Tuesday, December 19, 2006

Warhammer 40,000: Damnation Crusade #1

Yes, I played the game. Yes, I painted the little men. Yes, I flocked the hills. I consulted rulebooks and charts and blast templates. ... I pretty much drew the line at fiction, however. It always seemed a step too far. Warhammer 40,000 is a damned interesting universe, though - full of darkness, religion, and Gothic architecture. It's got a lot more grit and conflict than its fantasy counterpart, and I can definitely see the potential for some great fiction from the setting.

Adapting a licensed universe presents a tightrope act for a writer: there's a good chunk of your audience coming to the comic shop specifically for the license, but another set reading it as just another comic. You need to appeal to both worlds, laying out the superstructure while not boring those already familiar with it. Dan Abnett's no stranger to the universe of Warhammer 40K, and he's also written a comic or two. He's the perfect writer for the project, and it shows: he walks that tightrope well, engaging in a lot of world-building while developing a fistful of plots and characters that will carry through the miniseries. With co-writer Ian Edgington, he hits a perfect tone that makes this universe work, a mythic scale that makes sure it doesn't fall into Tom Clancy In Space territory.

BOOM! Studios has done it again, pairing a top-notch writer who brings experience to the table with an unknown artist bursting with potential: Lui Antonio. Though his faces feel a bit too over-drawn, too controlled, his sense of scale and composition is a perfect match for the legendary tone Abnett and Edgington bring to the comic. There's violence and action aplenty, and and multiple plots and characters ... Antonio never gets overwhelmed, and keeps the storytelling both clear and beautiful. He's also helped immensely by his ability to stay on-model, as the Warhammer universe has always has utterly fantastic visuals to play with.

Warhammer 40,000: Damnation Crusade is a hell of an opportunity for a small publisher, and BOOM! is capitalizing on it. This is a great debut issue, one that will satisfy both Games Workshop die-hards and newcomers to the universe. It hits store shelves tomorrow, December 20th.

5 comments:

Anonymous said...

Just a note that the illustration on this issue was by Greg Boychuk - he deserves his credit! It looks AWESOME!

Anonymous said...

Hi There,

Actually both Greg and Lui contributed on this issue, and i agree, it does look awesome!

Then again, I would ;)

Nelson.
Games Workshop.

Mark Fossen said...

I'm sure Greg Boychuk deserves his credit .... but he's not given any in the comic. I double-checked - I usually don't miss stuff like that - and can find nothing in the credits other than a "Special Thanks".

Did Greg do the main comic? Or, perhaps, the info section?
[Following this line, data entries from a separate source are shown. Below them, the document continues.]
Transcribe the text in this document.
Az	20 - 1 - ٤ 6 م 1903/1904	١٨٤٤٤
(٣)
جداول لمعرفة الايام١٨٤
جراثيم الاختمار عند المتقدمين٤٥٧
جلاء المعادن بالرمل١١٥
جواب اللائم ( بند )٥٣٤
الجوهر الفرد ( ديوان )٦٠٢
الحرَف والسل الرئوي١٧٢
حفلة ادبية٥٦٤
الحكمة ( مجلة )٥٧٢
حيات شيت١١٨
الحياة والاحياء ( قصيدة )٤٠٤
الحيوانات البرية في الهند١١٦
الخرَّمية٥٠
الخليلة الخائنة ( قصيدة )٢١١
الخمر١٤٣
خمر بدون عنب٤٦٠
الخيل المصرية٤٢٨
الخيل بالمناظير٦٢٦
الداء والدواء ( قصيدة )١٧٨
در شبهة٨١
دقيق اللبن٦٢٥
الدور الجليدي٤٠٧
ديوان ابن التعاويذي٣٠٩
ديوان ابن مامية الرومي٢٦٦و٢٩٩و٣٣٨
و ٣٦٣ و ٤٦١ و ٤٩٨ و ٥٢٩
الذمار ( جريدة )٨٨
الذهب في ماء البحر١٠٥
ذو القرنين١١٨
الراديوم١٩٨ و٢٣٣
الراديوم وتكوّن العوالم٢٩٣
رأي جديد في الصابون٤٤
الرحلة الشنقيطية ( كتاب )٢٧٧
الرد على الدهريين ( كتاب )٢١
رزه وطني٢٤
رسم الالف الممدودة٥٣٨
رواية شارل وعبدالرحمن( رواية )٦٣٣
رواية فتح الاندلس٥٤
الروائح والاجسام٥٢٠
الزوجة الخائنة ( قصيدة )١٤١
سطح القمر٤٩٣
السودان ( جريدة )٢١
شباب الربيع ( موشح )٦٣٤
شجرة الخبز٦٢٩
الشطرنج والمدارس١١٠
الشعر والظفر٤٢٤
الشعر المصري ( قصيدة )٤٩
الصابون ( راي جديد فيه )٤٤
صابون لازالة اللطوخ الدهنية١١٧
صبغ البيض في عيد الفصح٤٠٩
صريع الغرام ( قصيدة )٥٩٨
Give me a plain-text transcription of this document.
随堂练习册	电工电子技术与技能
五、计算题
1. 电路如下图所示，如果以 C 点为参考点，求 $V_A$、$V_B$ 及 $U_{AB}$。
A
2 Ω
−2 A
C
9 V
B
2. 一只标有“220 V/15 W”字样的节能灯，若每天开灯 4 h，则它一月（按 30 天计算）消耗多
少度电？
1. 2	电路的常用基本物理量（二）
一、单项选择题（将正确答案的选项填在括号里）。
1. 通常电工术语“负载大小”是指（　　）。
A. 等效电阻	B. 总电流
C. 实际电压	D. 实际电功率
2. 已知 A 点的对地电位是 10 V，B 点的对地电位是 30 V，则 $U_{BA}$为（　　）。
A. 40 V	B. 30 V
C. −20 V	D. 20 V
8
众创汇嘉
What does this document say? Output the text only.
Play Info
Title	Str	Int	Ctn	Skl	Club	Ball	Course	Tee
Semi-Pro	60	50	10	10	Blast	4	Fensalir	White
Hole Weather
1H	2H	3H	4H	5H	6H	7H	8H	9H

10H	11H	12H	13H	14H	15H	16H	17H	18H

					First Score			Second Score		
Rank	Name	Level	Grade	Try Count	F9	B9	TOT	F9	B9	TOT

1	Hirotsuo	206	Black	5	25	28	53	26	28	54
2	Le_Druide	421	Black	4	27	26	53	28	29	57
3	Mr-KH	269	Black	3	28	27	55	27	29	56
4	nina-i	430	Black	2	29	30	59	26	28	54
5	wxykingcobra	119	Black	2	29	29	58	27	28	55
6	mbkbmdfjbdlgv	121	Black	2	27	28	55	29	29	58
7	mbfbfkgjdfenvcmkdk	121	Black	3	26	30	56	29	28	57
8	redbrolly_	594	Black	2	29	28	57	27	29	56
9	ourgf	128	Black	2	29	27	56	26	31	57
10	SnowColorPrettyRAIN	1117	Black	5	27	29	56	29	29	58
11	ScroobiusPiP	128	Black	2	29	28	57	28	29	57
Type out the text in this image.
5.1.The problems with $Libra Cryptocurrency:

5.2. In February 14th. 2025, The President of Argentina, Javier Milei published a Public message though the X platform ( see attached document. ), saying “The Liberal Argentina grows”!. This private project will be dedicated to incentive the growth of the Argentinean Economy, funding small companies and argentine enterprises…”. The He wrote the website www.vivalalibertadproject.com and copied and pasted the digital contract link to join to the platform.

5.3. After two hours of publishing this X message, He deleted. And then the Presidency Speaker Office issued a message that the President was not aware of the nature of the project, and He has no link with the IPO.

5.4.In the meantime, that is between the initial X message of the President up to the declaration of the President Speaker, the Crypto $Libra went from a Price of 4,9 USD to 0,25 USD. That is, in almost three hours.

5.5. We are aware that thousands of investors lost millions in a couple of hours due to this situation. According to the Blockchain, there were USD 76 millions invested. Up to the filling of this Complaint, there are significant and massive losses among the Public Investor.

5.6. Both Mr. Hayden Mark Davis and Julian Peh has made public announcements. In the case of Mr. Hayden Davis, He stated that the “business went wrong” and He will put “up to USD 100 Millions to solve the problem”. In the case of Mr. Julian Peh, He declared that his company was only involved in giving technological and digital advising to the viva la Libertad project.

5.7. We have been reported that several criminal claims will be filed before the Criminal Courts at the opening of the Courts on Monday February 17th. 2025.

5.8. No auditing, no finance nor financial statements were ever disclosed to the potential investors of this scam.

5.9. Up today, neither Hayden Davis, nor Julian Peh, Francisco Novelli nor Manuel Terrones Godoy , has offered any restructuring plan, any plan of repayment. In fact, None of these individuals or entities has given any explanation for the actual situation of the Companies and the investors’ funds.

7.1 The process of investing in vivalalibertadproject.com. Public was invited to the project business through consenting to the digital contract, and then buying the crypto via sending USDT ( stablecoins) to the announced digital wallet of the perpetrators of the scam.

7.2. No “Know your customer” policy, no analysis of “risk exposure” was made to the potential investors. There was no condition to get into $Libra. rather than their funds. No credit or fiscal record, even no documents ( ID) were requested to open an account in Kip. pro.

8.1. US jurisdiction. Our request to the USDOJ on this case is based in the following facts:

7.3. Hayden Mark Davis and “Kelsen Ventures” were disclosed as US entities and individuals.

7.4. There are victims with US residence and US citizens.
Guy LeCharles Gonzalez said...

I was curious what a fan of the game would think about this but I couldn't find any mention of it on either of their official sites or forums. I thought it was a solid read but too short to really rope me in; a 48-page debut might have made more sense.

greg boychuk said...

to clarify things, this issue was drawn by Lui and i just did a couple fill ins on some panels. not much really.